Firstly, a mesocosm experiment assessed the rhizosheath formation capacity of four common grass and brassica cover crop species in the UK under droughted vs well-watered conditions, with a second mesocosm experiment assessing the diversity effect by mixing Secale cereale and Brassica juncea. Consistent across both experiments, water availability had no effect on specific rhizosheath mass and grasses had a greater soil binding capacity than brassicas. S. cereale maintained its soil binding capacity when grown in a mixture, suppressing the soil binding capacity of B. juncea.

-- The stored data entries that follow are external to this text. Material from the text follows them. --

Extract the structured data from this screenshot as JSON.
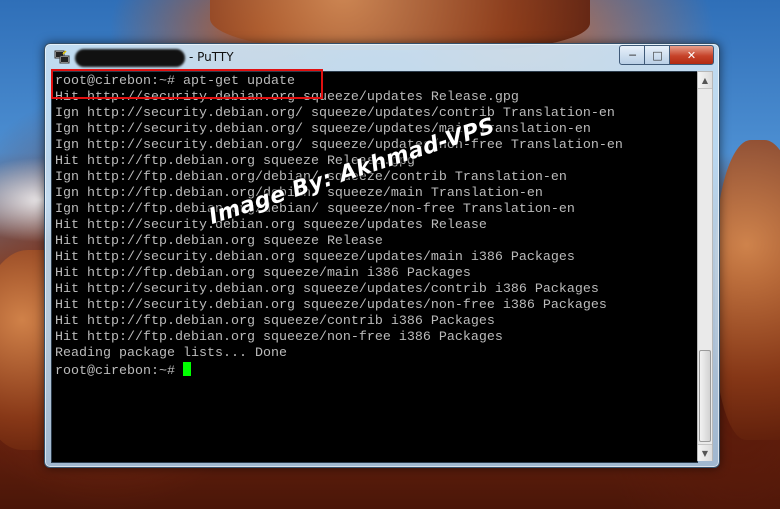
{
  "window": {
    "title": "- PuTTY",
    "buttons": {
      "minimize": "─",
      "maximize": "□",
      "close": "✕"
    }
  },
  "terminal": {
    "prompt": "root@cirebon:~#",
    "lines": [
      "root@cirebon:~# apt-get update",
      "Hit http://security.debian.org squeeze/updates Release.gpg",
      "Ign http://security.debian.org/ squeeze/updates/contrib Translation-en",
      "Ign http://security.debian.org/ squeeze/updates/main Translation-en",
      "Ign http://security.debian.org/ squeeze/updates/non-free Translation-en",
      "Hit http://ftp.debian.org squeeze Release.gpg",
      "Ign http://ftp.debian.org/debian/ squeeze/contrib Translation-en",
      "Ign http://ftp.debian.org/debian/ squeeze/main Translation-en",
      "Ign http://ftp.debian.org/debian/ squeeze/non-free Translation-en",
      "Hit http://security.debian.org squeeze/updates Release",
      "Hit http://ftp.debian.org squeeze Release",
      "Hit http://security.debian.org squeeze/updates/main i386 Packages",
      "Hit http://ftp.debian.org squeeze/main i386 Packages",
      "Hit http://security.debian.org squeeze/updates/contrib i386 Packages",
      "Hit http://security.debian.org squeeze/updates/non-free i386 Packages",
      "Hit http://ftp.debian.org squeeze/contrib i386 Packages",
      "Hit http://ftp.debian.org squeeze/non-free i386 Packages",
      "Reading package lists... Done",
      "root@cirebon:~#"
    ],
    "text_color": "#bbbbbb",
    "cursor_color": "#00ff00"
  },
  "watermark": "Image By: Akhmad-VPS",
  "scrollbar": {
    "up_arrow": "▲",
    "down_arrow": "▼"
  },
  "colors": {
    "highlight_box": "#e01010",
    "terminal_bg": "#000000"
  }
}
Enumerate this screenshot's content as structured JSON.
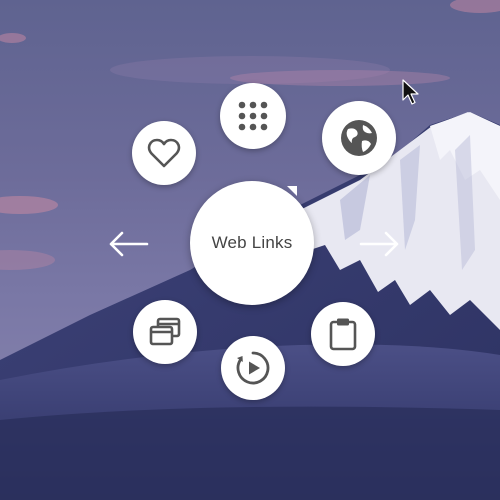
{
  "wheel": {
    "center_label": "Web Links",
    "items": [
      {
        "name": "apps",
        "icon": "app-grid-icon"
      },
      {
        "name": "browser",
        "icon": "globe-icon"
      },
      {
        "name": "favorites",
        "icon": "heart-icon"
      },
      {
        "name": "clipboard",
        "icon": "clipboard-icon"
      },
      {
        "name": "windows",
        "icon": "windows-stack-icon"
      },
      {
        "name": "media",
        "icon": "play-circle-icon"
      }
    ],
    "prev_icon": "arrow-left-icon",
    "next_icon": "arrow-right-icon"
  },
  "colors": {
    "button_bg": "#ffffff",
    "icon": "#555555",
    "arrow": "#ffffff"
  }
}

A winter cover crop field trial then assessed the impact of cover crop diversity and associated root diversity on soil erodibility by conducting overland flow simulations on plots containing S. cereale, B. juncea and Vicia faba as monocultures and in all possible species combinations. Individual species identity, rather than species diversity, determined rhizosheath mass, with treatments containing S. cereale having 50% more rhizosheath mass per unit of root dry mass than others. Presence of above-ground cover crop biomass delayed runoff, but neither rhizosheath mass nor species diversity affected soil erodibility.

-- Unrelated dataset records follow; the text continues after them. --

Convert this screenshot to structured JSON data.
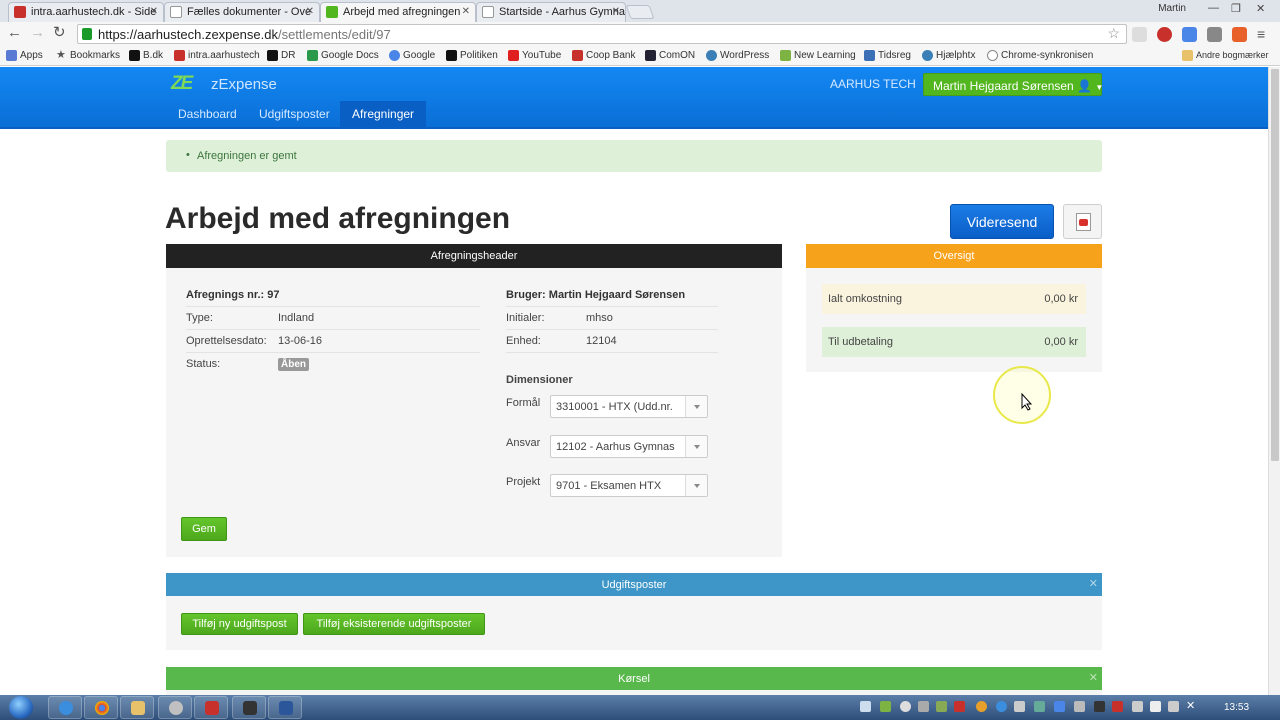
{
  "browser": {
    "tabs": [
      {
        "title": "intra.aarhustech.dk - Side",
        "active": false,
        "color": "#c8312b"
      },
      {
        "title": "Fælles dokumenter - Ove",
        "active": false,
        "color": "#ffffff"
      },
      {
        "title": "Arbejd med afregningen",
        "active": true,
        "color": "#52b61f"
      },
      {
        "title": "Startside - Aarhus Gymna",
        "active": false,
        "color": "#ffffff"
      }
    ],
    "profile_name": "Martin",
    "url_base": "https://aarhustech.zexpense.dk",
    "url_path": "/settlements/edit/97",
    "bookmarks": [
      "Apps",
      "Bookmarks",
      "B.dk",
      "intra.aarhustech",
      "DR",
      "Google Docs",
      "Google",
      "Politiken",
      "YouTube",
      "Coop Bank",
      "ComON",
      "WordPress",
      "New Learning",
      "Tidsreg",
      "Hjælphtx",
      "Chrome-synkronisen",
      "Andre bogmærker"
    ]
  },
  "app": {
    "brand": "zExpense",
    "logo_mark": "ZE",
    "organization": "AARHUS TECH",
    "user_button": "Martin Hejgaard Sørensen",
    "nav": [
      "Dashboard",
      "Udgiftsposter",
      "Afregninger"
    ],
    "nav_active": "Afregninger"
  },
  "alert": "Afregningen er gemt",
  "page_title": "Arbejd med afregningen",
  "forward_button": "Videresend",
  "header_panel": {
    "title": "Afregningsheader",
    "settlement_no_label": "Afregnings nr.: 97",
    "type_label": "Type:",
    "type_value": "Indland",
    "created_label": "Oprettelsesdato:",
    "created_value": "13-06-16",
    "status_label": "Status:",
    "status_value": "Åben",
    "user_label": "Bruger: Martin Hejgaard Sørensen",
    "initials_label": "Initialer:",
    "initials_value": "mhso",
    "unit_label": "Enhed:",
    "unit_value": "12104",
    "dimensions_title": "Dimensioner",
    "purpose_label": "Formål",
    "purpose_value": "3310001 - HTX (Udd.nr.",
    "responsibility_label": "Ansvar",
    "responsibility_value": "12102 - Aarhus Gymnas",
    "project_label": "Projekt",
    "project_value": "9701 - Eksamen HTX",
    "save_button": "Gem"
  },
  "overview": {
    "title": "Oversigt",
    "total_label": "Ialt omkostning",
    "total_value": "0,00 kr",
    "payout_label": "Til udbetaling",
    "payout_value": "0,00 kr"
  },
  "items_panel": {
    "title": "Udgiftsposter",
    "add_new_button": "Tilføj ny udgiftspost",
    "add_existing_button": "Tilføj eksisterende udgiftsposter"
  },
  "driving_panel": {
    "title": "Kørsel"
  },
  "taskbar": {
    "clock": "13:53"
  },
  "colors": {
    "brand_blue": "#0a6fd6",
    "green": "#52b61f",
    "orange": "#f7a21b",
    "dark": "#222222",
    "teal": "#3d96c7"
  }
}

Finally, rhizosheath persistence in cover crops of varying diversity over time was assessed in the field. While overall rhizosheath mass decreased with plant age, S. cereale maintained the largest rhizosheath out of the three species regardless of time, diversity level or species combination and outcompeted B. juncea and V. faba. Root morphological traits in S. cereale, such as its fibrous rooting system and long, dense root hairs, make this cover crop exceptionally effective at binding soil. Root hair length and density explained only moderate to weak variation in specific rhizosheath mass, therefore other factors like mucilage production are likely to be important. The ability of S. cereale to extend and fill the space equally regardless of sowing rate coupled with its great soil binding capacity, makes this species an excellent choice to include in a cover cropping system for soil retention.